I thought I would substitute in x=cos(u) dx=-sin(u)du ...

Wolfram Alpha uses x=sin(u)

But ultimately, I end up with cot(u), and wolfram gets tan(u) ... Last time I checked, these two are not the same function

What went wrong?
change both antiderivatives back into an expression in terms of x, see what happens ...

3. Originally Posted by mike_302
So the integral question is:

Int(1/((1-x^2)^(-3/2)))

I thought I would substitute in x=cos(u) dx=-sin(u)du ...

Wolfram Alpha uses x=sin(u)

But ultimately, I end up with cot(u), and wolfram gets tan(u) ... Last time I checked, these two are not the same function

What went wrong?
You must mean $1/(1-x^2)^{3/2}= (1- x^2)^{-3/2}$ but not both "1/" and the negative exponent!

Either x= cos(u) or x= sin(u) will work because $1- cos^2(u)= sin^2(u)$ and $1- sin^2(u)= cos^2(x)$ and you get rid of that 1/2 power.

Yes, using x= cos(u) you get the integral as cot(u) and with x= sin(u) you get u= tan(x).

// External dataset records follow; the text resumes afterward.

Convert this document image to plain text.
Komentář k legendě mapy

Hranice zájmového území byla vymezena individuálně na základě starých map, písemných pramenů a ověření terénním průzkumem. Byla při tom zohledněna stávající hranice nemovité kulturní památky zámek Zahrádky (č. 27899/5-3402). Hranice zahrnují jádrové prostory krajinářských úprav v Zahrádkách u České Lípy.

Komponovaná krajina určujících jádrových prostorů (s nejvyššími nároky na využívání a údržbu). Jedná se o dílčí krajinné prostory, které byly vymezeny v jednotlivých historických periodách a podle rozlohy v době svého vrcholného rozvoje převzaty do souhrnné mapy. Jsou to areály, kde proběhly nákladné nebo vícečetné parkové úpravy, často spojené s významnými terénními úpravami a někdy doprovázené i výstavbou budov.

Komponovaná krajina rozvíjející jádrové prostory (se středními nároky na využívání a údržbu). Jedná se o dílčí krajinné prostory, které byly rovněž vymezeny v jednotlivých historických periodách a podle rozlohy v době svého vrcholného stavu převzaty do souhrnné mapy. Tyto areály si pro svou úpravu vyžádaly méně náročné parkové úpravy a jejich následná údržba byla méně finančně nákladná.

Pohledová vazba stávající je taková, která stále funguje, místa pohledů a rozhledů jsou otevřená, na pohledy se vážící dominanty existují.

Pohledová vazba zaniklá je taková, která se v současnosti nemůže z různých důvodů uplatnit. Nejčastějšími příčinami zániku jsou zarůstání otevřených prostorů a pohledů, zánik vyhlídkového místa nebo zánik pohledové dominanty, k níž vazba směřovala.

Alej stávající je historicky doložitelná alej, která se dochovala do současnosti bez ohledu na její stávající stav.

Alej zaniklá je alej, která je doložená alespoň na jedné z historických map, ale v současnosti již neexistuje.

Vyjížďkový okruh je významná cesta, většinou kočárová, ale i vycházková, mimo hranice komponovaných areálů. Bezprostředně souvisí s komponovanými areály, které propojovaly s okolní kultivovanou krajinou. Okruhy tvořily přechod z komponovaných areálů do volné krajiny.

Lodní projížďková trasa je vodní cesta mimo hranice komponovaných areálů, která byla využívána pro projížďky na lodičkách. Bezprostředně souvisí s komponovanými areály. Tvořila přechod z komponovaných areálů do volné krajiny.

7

No, those are not the same function but since those are the results of different integrals, why would you expect them to be?

You haven't finished the problem yet!

If x= cos(u) then u= $cos^{-1}(x)$ so, with the integral equal to tan(u), you get $tan(cos^{-1}(x))$. If x= sin(u), then $x= sin^{-1}(u)$ and you get $cot(sin^{-1}(x))$.

Now, $tan= \frac{sin}{cos}$ so $tan(cos^{-1}(x))= \frac{sin(cos^{-1}(x))}{cos(cos^{-1}(x))}$. Of course, $cos(cos^{-1}(x))= x$ while $sin(cos^{-1}(x))= \sqrt{1- cos^2(cos^{-1}(x)}= \sqrt{1- x^2}$. Your integral is $\frac{\sqrt{1- x^2}}{x}$.

$cot= \frac{cos}{sin}$ so $cot(sin^{-1}(x))= \frac{cos(sin^{-1}(x))}{sin(sin^{-1}(x))}$. Now $sin(sin^{-1}(x))= x$ and $cos(sin^{-1}(x))= \sqrt{1- x^2}$ so the integral is $\frac{\sqrt{1- x^2}}{x}$, just as before.